Baghdad’s attack helicopters blast Islamic State — but at high cost
by ARNAUD DELALANDE
Iraq’s war on Islamic State has taken a heavy toll on the Iraqi army’s helicopter crews. And the battle of Mosul that began in October 2016 has only increased the pressure on the young aviation force, which formed with American assistance in 2007.
Many of the Iraqi army’s chopper crews fly from Erbil airport in Iraqi Kurdistan and Qayyarah airfield south of Mosul. The force suffered its latest loss on Oct. 29, 2016, when a Bell IA-407 belonging to the army’s 21 Squadron crashed in the Mukeshefah area north of Samarra. Pilot Hussein Ali Kadhim and co-pilot 1st Lt. Ali Hafez died.
We spoke to two pilots who’ve been fighting ISIS for more than two years.
Maj. “A” — we’ve agreed not to print aviators’ full names — joined the army in 2007 and graduated from the military academy the following year. He flew the Cessna 172s with the 1st Training Squadron — renamed the 201st Training Squadron in March 2011 — and then switched to helicopters — the Bell 206 and the OH-58 with the 200th and 300th Training Squadrons, respectively.
Maj. A graduated in 2010. His first assignment was the 88th Attack Squadron for six months, training on Gazelles. He left the squadron after completing just 12 flight hours and transferred to the 55th Attack Squadron, operating the Eurocopter EC635.
Islamic State invaded Iraq in mid-2014 and Maj. A soon found himself in the thick of the fighting, desperately trying to halt ISIS’s advance. “My missions in the 55th Attack Squadron are reconnaissance, support for ground forces, VIP escort, fast ground attacks and cover for Mi-17s involved in rescues,” Maj. A said.
On Dec. 12, 2014, two of Maj. A’s comrades — Capt. Sadiq Abdel Salam Al Hijami and Col. Sabah Al Idani —died when ISIS shot down their EC635 with a shoulder-fired missile.
Maj. A. was not directly engaged in the battles for Tikrit and Baiji in March 2015, but he remembers this dangerous period, all the same. “At that time, I was in Anbar province to protect Al Assad air base and support ground forces in Al Baghdady and Haditha,” he said.
“Helicopters were often hit by ground fire.
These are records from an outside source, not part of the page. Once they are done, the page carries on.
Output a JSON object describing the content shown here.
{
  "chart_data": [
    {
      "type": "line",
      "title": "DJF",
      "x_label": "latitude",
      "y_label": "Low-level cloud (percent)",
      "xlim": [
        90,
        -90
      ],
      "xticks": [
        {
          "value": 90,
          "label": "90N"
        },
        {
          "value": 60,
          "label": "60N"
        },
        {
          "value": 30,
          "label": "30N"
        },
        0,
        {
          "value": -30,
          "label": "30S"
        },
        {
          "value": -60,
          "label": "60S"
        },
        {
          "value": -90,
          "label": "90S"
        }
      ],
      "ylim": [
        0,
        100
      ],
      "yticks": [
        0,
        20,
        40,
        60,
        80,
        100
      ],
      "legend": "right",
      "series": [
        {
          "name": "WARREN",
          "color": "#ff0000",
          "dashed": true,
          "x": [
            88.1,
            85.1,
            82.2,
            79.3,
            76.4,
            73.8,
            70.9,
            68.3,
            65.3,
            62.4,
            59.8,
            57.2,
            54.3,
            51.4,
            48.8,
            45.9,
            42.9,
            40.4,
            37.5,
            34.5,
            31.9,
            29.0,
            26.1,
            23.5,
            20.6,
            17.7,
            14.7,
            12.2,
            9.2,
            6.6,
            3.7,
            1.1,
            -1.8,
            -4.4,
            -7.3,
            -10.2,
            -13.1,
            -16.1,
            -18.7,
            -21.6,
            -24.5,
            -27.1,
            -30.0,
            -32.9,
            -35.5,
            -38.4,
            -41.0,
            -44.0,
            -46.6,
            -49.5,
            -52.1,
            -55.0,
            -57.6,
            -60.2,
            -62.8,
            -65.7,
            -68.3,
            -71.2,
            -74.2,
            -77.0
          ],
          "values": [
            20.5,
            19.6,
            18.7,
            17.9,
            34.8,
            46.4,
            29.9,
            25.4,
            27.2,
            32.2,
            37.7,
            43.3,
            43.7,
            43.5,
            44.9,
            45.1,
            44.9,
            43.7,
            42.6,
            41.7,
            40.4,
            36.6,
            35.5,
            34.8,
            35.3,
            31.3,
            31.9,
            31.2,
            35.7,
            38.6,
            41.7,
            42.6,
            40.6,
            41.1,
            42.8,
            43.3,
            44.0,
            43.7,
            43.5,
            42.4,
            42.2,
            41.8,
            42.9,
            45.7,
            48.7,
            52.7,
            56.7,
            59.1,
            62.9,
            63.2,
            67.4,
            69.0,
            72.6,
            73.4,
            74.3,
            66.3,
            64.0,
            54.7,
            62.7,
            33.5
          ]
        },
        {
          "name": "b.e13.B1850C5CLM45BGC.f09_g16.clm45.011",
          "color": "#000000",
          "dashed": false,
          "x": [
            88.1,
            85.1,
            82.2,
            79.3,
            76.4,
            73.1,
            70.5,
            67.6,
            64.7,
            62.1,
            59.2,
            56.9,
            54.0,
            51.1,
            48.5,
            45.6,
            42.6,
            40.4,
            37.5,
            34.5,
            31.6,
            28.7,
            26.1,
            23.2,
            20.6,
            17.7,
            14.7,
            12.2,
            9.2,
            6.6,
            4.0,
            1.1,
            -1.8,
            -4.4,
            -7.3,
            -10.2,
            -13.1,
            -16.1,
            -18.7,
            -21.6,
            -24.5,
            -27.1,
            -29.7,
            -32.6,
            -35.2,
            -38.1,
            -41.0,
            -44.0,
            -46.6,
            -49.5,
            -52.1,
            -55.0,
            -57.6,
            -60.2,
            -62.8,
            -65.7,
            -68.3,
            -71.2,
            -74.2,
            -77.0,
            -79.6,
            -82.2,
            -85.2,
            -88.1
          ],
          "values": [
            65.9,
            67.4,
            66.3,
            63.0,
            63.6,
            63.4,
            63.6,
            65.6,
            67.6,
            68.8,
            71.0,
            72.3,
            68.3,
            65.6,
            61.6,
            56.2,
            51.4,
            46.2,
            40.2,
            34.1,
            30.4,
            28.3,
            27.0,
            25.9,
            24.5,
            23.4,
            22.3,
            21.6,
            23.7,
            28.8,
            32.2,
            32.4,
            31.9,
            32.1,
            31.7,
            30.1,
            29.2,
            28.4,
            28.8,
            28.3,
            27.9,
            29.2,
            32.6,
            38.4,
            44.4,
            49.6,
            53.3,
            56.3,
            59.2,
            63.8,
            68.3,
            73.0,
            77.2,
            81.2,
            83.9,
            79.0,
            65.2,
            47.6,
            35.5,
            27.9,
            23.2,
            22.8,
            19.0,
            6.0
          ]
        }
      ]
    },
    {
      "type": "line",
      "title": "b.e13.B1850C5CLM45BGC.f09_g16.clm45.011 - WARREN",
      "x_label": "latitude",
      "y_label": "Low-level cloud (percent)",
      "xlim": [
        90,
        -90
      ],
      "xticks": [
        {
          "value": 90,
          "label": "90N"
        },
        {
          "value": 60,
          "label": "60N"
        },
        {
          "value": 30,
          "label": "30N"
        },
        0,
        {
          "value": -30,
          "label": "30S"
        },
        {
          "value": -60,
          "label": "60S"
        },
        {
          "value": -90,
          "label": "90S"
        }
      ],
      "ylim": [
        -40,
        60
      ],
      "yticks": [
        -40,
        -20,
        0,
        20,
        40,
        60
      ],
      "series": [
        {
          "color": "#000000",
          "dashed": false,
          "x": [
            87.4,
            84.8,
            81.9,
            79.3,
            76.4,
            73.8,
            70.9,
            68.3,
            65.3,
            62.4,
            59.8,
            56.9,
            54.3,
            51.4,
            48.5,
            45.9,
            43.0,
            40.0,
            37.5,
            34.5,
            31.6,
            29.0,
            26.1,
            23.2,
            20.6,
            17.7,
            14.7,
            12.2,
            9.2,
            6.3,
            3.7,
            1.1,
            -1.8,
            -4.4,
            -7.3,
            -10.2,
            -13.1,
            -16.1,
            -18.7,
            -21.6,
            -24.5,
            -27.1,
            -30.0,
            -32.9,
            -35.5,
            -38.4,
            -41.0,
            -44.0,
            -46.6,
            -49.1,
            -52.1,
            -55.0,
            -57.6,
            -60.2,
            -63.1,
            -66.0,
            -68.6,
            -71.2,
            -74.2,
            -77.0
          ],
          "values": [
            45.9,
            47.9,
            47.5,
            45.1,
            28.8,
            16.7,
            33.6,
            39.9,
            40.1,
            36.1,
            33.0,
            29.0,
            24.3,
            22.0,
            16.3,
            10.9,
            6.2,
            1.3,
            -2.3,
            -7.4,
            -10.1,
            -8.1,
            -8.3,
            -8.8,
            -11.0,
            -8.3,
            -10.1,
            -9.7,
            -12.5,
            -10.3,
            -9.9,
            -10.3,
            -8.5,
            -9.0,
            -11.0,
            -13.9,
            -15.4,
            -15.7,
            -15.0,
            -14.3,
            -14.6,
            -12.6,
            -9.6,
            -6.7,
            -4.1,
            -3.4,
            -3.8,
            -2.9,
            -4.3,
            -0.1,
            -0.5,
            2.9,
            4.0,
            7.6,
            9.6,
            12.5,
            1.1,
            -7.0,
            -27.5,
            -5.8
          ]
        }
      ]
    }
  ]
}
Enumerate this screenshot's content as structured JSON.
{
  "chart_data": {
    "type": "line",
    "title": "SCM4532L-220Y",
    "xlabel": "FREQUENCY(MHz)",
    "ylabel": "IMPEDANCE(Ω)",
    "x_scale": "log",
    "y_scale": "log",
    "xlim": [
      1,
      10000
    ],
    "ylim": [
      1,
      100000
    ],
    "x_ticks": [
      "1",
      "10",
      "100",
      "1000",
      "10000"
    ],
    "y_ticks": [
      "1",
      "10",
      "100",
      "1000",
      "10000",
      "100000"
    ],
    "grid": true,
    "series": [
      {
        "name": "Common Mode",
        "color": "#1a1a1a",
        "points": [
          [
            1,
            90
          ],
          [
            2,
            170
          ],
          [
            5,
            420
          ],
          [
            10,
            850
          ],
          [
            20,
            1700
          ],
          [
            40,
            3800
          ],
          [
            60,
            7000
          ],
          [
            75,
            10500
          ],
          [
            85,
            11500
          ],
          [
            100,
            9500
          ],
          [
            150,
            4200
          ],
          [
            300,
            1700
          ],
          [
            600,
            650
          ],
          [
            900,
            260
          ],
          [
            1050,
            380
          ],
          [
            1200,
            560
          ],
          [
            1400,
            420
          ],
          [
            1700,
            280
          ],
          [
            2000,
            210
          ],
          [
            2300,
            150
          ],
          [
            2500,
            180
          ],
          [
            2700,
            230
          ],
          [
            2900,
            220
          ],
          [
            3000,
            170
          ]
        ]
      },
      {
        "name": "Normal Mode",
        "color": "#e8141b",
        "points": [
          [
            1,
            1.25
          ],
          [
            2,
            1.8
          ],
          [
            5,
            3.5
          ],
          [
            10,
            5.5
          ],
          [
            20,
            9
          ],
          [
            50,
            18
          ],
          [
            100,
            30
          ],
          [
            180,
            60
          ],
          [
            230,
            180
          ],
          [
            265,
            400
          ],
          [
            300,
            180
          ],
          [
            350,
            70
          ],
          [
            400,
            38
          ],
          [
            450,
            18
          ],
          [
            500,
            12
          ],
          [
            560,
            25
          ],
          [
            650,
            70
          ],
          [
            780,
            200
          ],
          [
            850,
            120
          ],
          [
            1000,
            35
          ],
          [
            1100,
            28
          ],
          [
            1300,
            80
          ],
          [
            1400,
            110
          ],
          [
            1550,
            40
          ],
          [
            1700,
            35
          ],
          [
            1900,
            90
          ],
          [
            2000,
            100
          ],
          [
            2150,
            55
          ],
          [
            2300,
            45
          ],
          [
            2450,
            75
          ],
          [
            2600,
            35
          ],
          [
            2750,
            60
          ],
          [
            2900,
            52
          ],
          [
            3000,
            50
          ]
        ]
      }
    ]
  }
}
Personally, I was hit seven times, most of them by 12.7-millimeter [rounds]. One of the shots was made by a sniper, very close to my face, and hit the door next to me. The injuries to my face were minor.”
On one mission around this time — Maj. A said he doesn’t remember the exact date, but the Iraqi army reported a helicopter crash on April 22, 2015 — his EC635 lost a rotor blade after being struck by enemy fire. He tried to reach Al Taji, but lost lift and had to land in Al Karmah, near ISIS lines. “My co-pilot and I ran and ISIS didn’t catch us,” Maj. A recalled.
Six hours later, the two aviators reached Al Taji — and safety. “In that mission, I figured out that I should not fight with [ISIS] with too many emotions,” Maj. A said. “Think, don’t fight, if you want to stay alive.”
The Iraqi army deployed its full force in the battles for Tikrit and Baiji — Mi-35Ms, EC635s, Bell IA-407s, Bell UH-1Hs and Mi-171s. With so many aircraft over a small area, the friendly-fire risk was high.
“An incident occurred with the commander of the 35th Squadron, during the operations to liberate Tikrit,” 1st Lt. “M” from the 21st Armed Reconnaissance Squadron recalled. “The IA-407 of the colonel of the 21st Squadron was hit in the rotor by rounds from an Mi-35 helicopter, resulting in the destruction of two rotor blades in the upper tail, but he was able to return to Camp Speicher,” 40 kilometers away.
It was an amazing feat of flying.
A year later in June 2016, Maj A. flew missions targeting the ISIS convoys fleeing Fallujah. He described one mission in particular that stood out. After attacking a convoy on June 30, 2016, he flew a second mission late that night — evacuating civilians, including children, who’d been caught up in the fighting.
“Many civilians were killed by ISIS on the other side of Ramadi close to the second convoy,” Maj. A recalled. “My last mission of the day was to bring five children whose parents were dead [to Baghdad].” Two of the kids died en route.
“It was really sad. I was very affected by this particular rescue mission and I could not fly as well, so I was grounded for all the morning until 6:00 P.M. But the war against ISIS does not wait. I flew again in the afternoon because the fighting must continue!’